= March Meeting =

March Meeting is an annual gathering of international art practitioners and art institutions in Middle East and North Africa. Organized by Sharjah Art Foundation and was launched in 2008 in the city of Sharjah, United Arab Emirates, to encourage regional art professionals to connect, partner and share ideas in the sphere of contemporary art.

== Editions ==
- 2008: Twenty-four delegates attended the first meeting held in Sharjah, in collaboration between the Sharjah Biennial, the Young Arab Theatre Fund, Start and Art Dubai
- 2009: Held between March 16-20, in collaboration between Sharjah Biennial, Tate Modern and 25 International curators from across the region and the UK to participate in a long week intensive workshop for young curators
- 2010: Held in collaboration with ArteEast, The programme featured a series of public talks by different speakers, including Abdelfattah Kilito and Okwui Enwezor. the event also featured for the first time, Dardashat, an informal project discussions highlighting nearly sixty new projects from around the world.

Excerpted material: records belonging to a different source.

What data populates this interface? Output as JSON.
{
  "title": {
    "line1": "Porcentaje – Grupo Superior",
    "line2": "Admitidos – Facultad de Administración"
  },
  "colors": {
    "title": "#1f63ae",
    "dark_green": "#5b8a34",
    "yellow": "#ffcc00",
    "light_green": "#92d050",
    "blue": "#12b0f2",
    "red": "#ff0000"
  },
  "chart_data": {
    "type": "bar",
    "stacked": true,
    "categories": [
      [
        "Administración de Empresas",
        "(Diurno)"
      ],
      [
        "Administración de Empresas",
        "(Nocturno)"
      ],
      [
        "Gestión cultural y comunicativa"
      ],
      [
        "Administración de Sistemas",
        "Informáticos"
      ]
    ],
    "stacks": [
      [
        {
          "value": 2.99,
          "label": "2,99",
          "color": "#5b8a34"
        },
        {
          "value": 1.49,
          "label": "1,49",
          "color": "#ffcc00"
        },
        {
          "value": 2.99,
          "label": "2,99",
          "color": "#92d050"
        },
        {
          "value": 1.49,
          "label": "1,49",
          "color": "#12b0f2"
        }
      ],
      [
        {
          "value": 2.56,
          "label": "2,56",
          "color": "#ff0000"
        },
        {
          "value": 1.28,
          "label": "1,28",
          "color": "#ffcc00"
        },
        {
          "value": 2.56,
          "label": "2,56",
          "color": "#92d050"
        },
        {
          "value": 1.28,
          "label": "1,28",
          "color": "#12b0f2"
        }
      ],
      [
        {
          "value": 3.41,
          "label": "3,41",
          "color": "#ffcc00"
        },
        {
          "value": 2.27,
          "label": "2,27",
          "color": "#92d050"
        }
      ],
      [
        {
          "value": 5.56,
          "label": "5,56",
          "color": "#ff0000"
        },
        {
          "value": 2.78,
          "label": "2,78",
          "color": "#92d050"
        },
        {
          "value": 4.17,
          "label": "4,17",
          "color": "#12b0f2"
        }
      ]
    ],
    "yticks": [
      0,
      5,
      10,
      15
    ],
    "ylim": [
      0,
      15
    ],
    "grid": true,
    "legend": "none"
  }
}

- 2011: The fourth annual March Meeting featured 42 institutions representative, artists and art professionals in the Middle East, North Africa and South Asia. took place in Sharjah from March 13 to March 15, 2011.
- 2012: Held between 17–19 of march with more than 80 speakers participated including: Yuko Hasegawa, Eungie Joo, Hans Ulrich Obrist, Susanne Pfeffer, Beatrix Ruf many others.
- 2013: Took place from March 14 to 17, during the opening week of Sharjah Biennial 11. list of speakers included Sarat Maharaj, Paulo Herkenhoff, Hu Fang and others.
- 2014: Curated by Eungie Joo, the forthcoming 2015 Sharjah Biennial 12, included Kristine Khouri, Rasha Salti, Eric Baudelaire, Ayreen Anastas, Rene Gabr, Christine Tohme, Tarek Abu El Fetouh, Sarah Rifky and others.
- 2015: Held between 11th and 16th May as part of an extended conversation that began with March Meeting 2014.